Summary & Conclusion
The courts have really messed this up. To me on a personal level it's disappointing but not surprising. When I study history, the craziest stuff has happened in the past and I guess these sorts of things don't happen by accident. Mostly things can be better understood if you follow the money. That seems to explain everything a bit better than public statements. OneWest seems to be a feeder institution for people who are involved with the GSEs. This largely appears to be an insider deal. The FHFA proposed capital rule largely aligns with the Moelis plan. In the Moelis plan, the senior preferreds are declared paid off and a portion of the junior preferred elect to be converted to common after the warrants are exercised. The upside from here for the common shares in this plan with these valuations is $8-$10 at IPO. In plans where the senior preferred are not declared paid off and instead are converted to common, junior preferred take a haircut and common take a loss.
The way I see it is that common shares have upside that may exceed preferred shareholder's upside if there are not conversions of preferred before the warrants are dealt with. I see it as a 0% possibility that the warrants are not exercised. Hindsight is 2020 and the warrants were issued under false pretenses but the statute of limitations has expired there and let's just say that the courts have been fruitless so far.
Trump needs money to pay for infrastructure spending and both Infrastructure and Housing have seemingly been joined at the hip since inception as one will likely help fund the other. Infrastructure also got pushed until after the midterms. In John Paulson's last merger arbitrage (March) update he said:
Paulson's view is that the net worth sweep will not likely change until there is a broader plan in place to recapitalise the entities.

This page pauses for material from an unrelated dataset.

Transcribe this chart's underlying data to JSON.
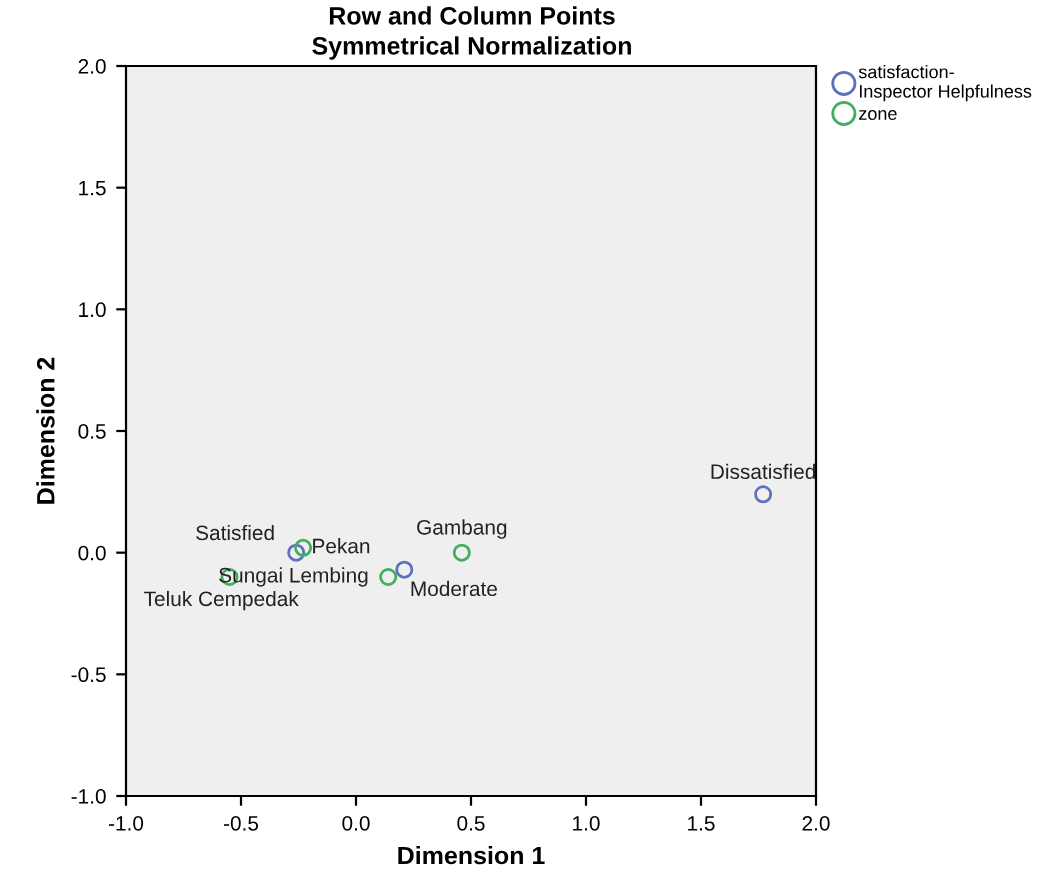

I don't think we have one of those yet and I'm not sure how to put a broader plan in place to recapitalize the enterprises without doing something about the net worth sweep which makes that impossible. Next month could be fireworks if any serious announcements get made that have been on standby waiting for the midterms to end. Aside from that, I guess we get to wait for Watt to get out of the way. I own 4050 shares of FMCCH, 8094 shares of FMCCI, 9856 shares of FMCCL, 400 shares of FMCCN, 12608 shares of FMCCP, 1210 shares of FMCCS, 5042 shares of FMCCT, 9085 shares of FMCKP, 11132 shares of FNMFN and 5 shares of FNMFO. Those are all preferred shares. I don't know if dividend rates matter in terms of outcome so I'm all mixed up in what I own.
Disclosure: I am/we are long FMCCH, FMCCI, FMCCL, FMCCN, FMCCP, FMCCS, FMCCT, FMCKP, FNMFN, FNMFO.